I arrive at exactly the same time as I did yesterday, not in the least surprised to see Y/n already there, but very surprised to see a bruise on her cheek. I sit, once again beside her, and trace my thumb across the bruise. "What happened?" Is the only question I can think to ask at the moment. A few tears make there way down her face, and onto her open palms. "My ex-boyfriend was abusive. I am not sad about splitting up with him though, more afraid of what my friends might think.

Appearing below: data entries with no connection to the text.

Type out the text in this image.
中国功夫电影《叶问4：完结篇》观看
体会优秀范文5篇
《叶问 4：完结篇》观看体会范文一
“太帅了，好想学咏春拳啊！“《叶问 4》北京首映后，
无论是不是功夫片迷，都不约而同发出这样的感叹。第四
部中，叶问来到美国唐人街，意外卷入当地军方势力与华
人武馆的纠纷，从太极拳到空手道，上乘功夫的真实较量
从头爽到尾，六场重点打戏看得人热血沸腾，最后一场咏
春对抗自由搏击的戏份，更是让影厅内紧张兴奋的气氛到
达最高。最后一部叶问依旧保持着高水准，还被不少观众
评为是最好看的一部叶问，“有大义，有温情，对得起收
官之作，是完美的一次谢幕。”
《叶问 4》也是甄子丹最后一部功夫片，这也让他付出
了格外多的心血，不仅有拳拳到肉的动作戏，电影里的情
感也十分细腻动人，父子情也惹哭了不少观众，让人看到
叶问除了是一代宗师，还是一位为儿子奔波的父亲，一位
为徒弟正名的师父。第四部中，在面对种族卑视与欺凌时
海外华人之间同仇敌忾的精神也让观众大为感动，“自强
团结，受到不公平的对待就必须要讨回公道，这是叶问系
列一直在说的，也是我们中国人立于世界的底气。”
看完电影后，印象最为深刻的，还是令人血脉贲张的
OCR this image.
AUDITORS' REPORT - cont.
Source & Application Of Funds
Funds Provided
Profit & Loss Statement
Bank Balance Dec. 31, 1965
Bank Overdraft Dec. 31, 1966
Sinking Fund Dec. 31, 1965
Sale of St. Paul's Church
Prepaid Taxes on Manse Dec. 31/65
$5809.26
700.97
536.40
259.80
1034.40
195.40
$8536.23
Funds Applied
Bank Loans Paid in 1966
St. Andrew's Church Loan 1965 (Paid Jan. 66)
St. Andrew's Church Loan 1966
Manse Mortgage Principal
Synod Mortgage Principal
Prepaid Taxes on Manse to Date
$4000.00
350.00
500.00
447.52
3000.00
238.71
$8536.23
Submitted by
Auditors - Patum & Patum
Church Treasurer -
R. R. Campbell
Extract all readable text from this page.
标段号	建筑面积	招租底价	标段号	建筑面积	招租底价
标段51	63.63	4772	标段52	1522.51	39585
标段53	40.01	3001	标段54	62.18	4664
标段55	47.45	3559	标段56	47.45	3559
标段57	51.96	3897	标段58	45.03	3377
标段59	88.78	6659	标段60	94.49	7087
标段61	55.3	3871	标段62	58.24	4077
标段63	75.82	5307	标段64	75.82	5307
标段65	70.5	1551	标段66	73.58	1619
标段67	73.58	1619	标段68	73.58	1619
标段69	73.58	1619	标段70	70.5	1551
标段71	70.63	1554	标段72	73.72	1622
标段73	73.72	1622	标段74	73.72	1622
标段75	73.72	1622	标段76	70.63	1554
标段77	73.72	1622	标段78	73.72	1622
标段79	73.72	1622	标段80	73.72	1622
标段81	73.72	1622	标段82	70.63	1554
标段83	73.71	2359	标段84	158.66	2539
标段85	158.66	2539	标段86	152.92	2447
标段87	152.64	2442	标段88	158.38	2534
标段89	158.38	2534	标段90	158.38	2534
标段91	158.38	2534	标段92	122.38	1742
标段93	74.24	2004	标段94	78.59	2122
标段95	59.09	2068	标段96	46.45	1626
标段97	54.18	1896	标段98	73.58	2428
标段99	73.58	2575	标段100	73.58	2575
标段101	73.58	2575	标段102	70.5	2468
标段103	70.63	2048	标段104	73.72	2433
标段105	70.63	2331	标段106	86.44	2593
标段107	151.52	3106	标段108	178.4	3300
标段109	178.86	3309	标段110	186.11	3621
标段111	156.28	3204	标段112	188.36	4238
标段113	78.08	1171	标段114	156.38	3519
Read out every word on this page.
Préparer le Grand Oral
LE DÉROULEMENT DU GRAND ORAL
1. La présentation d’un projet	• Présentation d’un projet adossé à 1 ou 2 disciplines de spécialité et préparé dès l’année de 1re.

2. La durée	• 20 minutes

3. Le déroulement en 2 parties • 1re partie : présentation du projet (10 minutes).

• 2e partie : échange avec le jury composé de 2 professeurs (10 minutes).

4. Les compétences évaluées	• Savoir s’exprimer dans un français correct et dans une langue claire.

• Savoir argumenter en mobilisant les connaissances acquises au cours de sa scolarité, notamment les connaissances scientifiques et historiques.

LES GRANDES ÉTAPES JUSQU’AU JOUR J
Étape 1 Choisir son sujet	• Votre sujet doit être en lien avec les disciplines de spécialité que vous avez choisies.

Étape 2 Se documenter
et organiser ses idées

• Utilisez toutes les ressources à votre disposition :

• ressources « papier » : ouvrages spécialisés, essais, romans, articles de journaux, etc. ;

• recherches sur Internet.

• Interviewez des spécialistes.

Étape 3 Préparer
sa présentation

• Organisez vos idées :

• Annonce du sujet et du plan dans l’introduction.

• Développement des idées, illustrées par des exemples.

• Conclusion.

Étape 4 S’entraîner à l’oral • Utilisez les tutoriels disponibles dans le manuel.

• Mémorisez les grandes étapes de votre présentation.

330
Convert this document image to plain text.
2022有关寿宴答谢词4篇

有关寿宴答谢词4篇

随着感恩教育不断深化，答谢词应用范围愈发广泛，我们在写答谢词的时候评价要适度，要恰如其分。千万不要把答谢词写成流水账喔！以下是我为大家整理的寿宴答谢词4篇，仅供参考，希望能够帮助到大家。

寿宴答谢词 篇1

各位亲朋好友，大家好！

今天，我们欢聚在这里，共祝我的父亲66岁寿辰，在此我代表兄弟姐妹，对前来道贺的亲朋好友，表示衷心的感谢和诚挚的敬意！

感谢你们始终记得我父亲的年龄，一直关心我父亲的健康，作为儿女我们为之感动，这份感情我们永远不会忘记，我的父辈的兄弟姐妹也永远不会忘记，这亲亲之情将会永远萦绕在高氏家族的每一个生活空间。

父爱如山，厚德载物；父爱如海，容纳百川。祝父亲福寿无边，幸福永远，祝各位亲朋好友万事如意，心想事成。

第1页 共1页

I believe that the only reasons they befriended me was to get close to him." I sigh and pull her in for a side-hug. We sit there, watching the waves hit the shore, and retreat back to the sea in which they belong. "Thank you Lukas. You may not know me, but in two days you have shown me more compassion than anyone else in my entire lifetime." I can feel myself tense slightly at her words, but despite tensing up, I lay my head on top of hers. "Thank you too Y/n. You do not know me, nor do you know of the things I have done, but in two days you have made me understand the ways of life, more than I have ever known." I can feel her smile. "It is quite strange isn't it? We met because of music as complete strangers, and yet now I am here wishing to know more about said stranger." Her voice has an odd factor in it, that just instantly calms me down, and washes away my stress. "You are like the sea." I say before I can stop myself. "Huh? How so?" 

"You are beautiful and give me the same feeling of serenity as the sea does," That causes her to blush. "From what I can tell you are also very calm and understanding of the ways of life, you seem to understand nature and it you." I finish.

"And yet every sea needs a rock to hold it down. I would like you to be that rock Lukas. You understand me more than anyone ever could." I can feel myself smile.

"I would love to be that rock, come home with me?"

"I could not imagine anything better than that Lukas."

Together we are like rock and sea, both calm and both strong. And she will always be the sea to my rock, and I wouldn't like it any other way.